First Resorts has been poor in the communication (receiving communication through Club Leisure who wants us to join their Club).  My understanding is that Tenbury is in the process of converting from timeshare exchange to rental apartments and that no weeks are available from March 1, 2011 going forward.
We are fine with this, got our value out of our week over the past 8 years or so, and if we lose the week, no problem.  RCI assigned a points value of 8, so it is difficult to use anyway.
The problem is we prepaid 2011, at R4373.00 that is too high as compared with previous years ( I believe 2010 was R2803.00).
Our first choice would be that RCI cancel the spacebank that is not available, and First Resorts pays us back R4373.00.
We would appeciate your views on what you know about the Tenbury conversion to apartments, what are you going to do with your week,  and how to deal with First Resorts.  My understanding is that the Club Leisure is another sink hole.


----------



## carl2591 (Mar 19, 2011)

GET OUT... 

i say get your money back and forget that one.. 

when first resort is involved is not good for you.


----------



## Carolinian (Mar 20, 2011)

The Bullfrog strikes again!  After crashing the Seapointer, he is doing the same to Tenbury.

Don't expect to see any money back from this crowd!  Club Leisure Group and its boss, Stuart ''The Bullfrog'' Lamont have a horrible reputation in South Africa.  First Resorts is the management company component of the organization.  They also have a stable of shady points clubs, and with weeks ceded to those, they get control of resorts, stack the boards with Club Leisure heavies, give First Resorts a lifetime management contract, and then it is open season on the members.
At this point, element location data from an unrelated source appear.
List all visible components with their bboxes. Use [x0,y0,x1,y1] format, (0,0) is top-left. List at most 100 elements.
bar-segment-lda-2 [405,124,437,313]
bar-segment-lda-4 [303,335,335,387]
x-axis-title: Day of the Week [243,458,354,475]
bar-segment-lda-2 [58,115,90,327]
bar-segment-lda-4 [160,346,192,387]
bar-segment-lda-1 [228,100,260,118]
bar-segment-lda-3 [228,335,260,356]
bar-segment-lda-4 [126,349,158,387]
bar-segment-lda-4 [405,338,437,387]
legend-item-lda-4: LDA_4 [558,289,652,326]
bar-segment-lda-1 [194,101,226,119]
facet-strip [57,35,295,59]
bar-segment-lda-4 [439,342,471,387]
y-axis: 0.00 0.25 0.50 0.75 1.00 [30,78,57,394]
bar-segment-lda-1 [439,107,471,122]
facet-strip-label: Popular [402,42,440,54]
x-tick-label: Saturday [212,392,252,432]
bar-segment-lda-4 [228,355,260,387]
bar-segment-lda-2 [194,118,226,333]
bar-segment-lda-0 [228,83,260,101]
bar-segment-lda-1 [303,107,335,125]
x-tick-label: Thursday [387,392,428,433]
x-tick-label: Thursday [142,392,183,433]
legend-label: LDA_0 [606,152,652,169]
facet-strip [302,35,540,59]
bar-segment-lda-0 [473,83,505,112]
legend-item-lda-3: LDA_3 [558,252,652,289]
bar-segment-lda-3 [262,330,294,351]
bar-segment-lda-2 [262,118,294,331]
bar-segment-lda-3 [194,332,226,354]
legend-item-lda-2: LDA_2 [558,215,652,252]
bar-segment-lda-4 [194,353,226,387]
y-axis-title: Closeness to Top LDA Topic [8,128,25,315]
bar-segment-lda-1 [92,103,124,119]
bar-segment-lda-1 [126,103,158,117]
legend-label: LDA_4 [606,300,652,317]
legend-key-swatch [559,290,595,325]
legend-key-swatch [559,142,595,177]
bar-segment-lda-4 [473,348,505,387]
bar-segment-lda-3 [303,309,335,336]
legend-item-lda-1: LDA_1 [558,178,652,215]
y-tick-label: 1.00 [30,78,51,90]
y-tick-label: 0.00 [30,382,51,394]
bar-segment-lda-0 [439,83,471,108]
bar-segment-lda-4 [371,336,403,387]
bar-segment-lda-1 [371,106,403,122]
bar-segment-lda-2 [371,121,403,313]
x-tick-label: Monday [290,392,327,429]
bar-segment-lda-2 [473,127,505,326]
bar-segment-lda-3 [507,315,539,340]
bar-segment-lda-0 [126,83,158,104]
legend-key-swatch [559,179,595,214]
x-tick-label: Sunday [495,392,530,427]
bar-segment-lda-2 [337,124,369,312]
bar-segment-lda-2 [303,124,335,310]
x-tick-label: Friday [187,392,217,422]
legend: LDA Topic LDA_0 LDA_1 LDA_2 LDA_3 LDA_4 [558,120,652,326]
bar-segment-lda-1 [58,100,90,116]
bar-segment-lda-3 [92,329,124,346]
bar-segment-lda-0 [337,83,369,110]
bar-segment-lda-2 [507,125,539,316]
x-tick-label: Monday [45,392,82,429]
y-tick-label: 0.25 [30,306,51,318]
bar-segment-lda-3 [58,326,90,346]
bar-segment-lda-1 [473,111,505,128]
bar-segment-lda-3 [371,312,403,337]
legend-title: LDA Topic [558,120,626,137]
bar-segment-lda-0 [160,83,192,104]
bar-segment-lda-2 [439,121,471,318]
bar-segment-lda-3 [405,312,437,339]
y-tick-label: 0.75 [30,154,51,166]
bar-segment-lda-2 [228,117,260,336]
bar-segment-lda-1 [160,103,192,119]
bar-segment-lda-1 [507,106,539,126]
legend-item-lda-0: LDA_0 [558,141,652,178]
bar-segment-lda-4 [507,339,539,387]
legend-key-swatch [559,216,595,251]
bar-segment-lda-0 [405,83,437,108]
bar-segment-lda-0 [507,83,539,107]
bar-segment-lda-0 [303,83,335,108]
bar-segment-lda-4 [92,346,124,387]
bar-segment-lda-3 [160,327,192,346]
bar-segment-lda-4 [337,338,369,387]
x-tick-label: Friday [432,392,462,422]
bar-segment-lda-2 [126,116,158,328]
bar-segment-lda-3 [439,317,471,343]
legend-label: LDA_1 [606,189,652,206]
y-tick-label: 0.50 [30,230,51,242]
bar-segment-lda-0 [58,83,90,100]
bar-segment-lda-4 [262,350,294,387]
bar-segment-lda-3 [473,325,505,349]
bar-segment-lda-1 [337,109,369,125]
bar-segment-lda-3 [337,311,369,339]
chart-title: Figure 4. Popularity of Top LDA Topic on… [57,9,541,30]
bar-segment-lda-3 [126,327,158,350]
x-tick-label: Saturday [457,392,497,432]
To get an idea of Lamont and Club Leisure Group, read posts 2, 4, and 7 in this thread:  http://www.timeshareforums.com/foru...r-areas/93039-takeover-attempt-dikhololo.html  Post 2 is an article from the Johannesburg Star newspaper, and posts 4 and 7 are all the posts from the old Crimeshare site concerning Lamont and his organizations.  When Lamont tried to move on Dikhololo, I asked an officer of the Timeshare Consumers Association in the UK for them and then posted them.


----------



## northwoodsgal (Mar 26, 2011)

Joe, I'm sorry to hear you're getting caught up in this conversion.  Just to clarify, is your 2011 scheduled to begin after the conversion date?  If it is, I would almost think they would have to refund your levy.  

If it helps, I have found the communication with the First Resorts accounting staff to be prompt.


----------